The results of three different variants are shown in Table II . First, Altera's default OpenCL flow is used where standard IEEE-compliant floating-point cores are used in pipelined fashion just as described in Section 5.1. Second, we use the OpenCL compiler with the fused datapath techniques published in Langhammer [2011] . Finally, we show the results of our fixed-point conversion algorithms.
The use of these techniques results in a 17% savings in ALUTs and 24% savings in registers. We feel that these ratios are representative of complete applications as circuits require more than just the core logic to perform computation. There is also a significant chunk of circuitry required to marshall data in an efficient manner from external sources such as SDRAM to the accelerators.

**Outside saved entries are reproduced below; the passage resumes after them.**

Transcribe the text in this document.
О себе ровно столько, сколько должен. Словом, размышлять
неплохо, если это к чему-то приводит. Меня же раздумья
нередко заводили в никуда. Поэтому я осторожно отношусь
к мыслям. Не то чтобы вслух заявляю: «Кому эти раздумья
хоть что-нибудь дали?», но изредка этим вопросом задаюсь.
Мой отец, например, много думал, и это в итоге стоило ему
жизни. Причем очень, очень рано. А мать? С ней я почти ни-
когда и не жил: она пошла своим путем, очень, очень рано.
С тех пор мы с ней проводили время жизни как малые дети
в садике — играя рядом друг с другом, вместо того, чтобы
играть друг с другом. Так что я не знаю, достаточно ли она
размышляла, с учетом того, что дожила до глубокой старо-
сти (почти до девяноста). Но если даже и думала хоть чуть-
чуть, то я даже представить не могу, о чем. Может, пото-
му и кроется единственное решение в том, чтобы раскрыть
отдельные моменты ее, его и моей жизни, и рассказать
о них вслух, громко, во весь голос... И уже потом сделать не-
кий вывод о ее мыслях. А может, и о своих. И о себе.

The runtime results are reported for a volume of 384 × 384 × 384. Note that the highly pipelined implementation on an FPGA performs the stencil computation across the entire volume in 0.08s in all cases. In contrast, the floating-point algorithm runs on a single-core CPU (Intel Core2 Q9950 at 2.83 GHz) completed in 21s. The fixed-point implementation on the CPU did not yield much runtime savings, since this algorithm still took 20.6s. Our fixed-point FPGA implementation represents a 257x-262x speedup over CPU runtime. We also compared the results from the fixed-point implementation with the original floating-point cores, and determined that our fixed-point implementation yields a signal-to-noise ratio (SNR) of 125 dB. This is well within the required tolerance for this application.
CONCLUSION
We have implemented an automatic, profile-guided, fixed-point conversion tool in LLVM which converts floating-point operations to fixed-point to reduce the resources required to implement these computations in customized hardware. This tool offers programmers the opportunity to prototype and perform design space exploration on the microprocessor while creating an efficient FPGA design for algorithm acceleration. This alleviates the long turnaround times often experienced by large FPGA designs. Through our benchmarks, we demonstrate that fixed-point conversion can yield great resource savings, up to 2x-3x reductions in logic and registers used. We also minimize embedded RAM usage, and achieve an average of 13%-22% higher F max than the original floating-point implementation. Our flow uses a novel technique of adding instrumentation code directly into the compiler IR and using that to guide fixed-point code transformations. The transformed IR can be executed directly on a standard microprocessor to evaluate various trade-offs. We have demonstrated that high SNR can be achieved by performing automatic data range analysis and varying total fixed-point bit widths. All steps are completely automatic; we present a set of SNR, area, and operating frequency trade-offs allowing the designer to control the operating point that best meet her requirements.
To illustrate the effectiveness of our conversion tool, we incorporated it into a HighLevel Synthesis (HLS) tool that targets FPGAs. In our case study using a 3D finite differences algorithm, we show that our methods reduced logic and register usage by 17% and 24%, respectively. This incurred no performance penalty, and the SNR remained very high at 125 dB.
An interesting future research area would be to combine the techniques shown in this article with Altera's Fused Datapath Compiler [Langhammer 2011] . The use of value profiling along with reduced dynamic range floating-point (variable sized fixed-point mantissa along with a small dynamic exponent) may lead to even more substantial savings.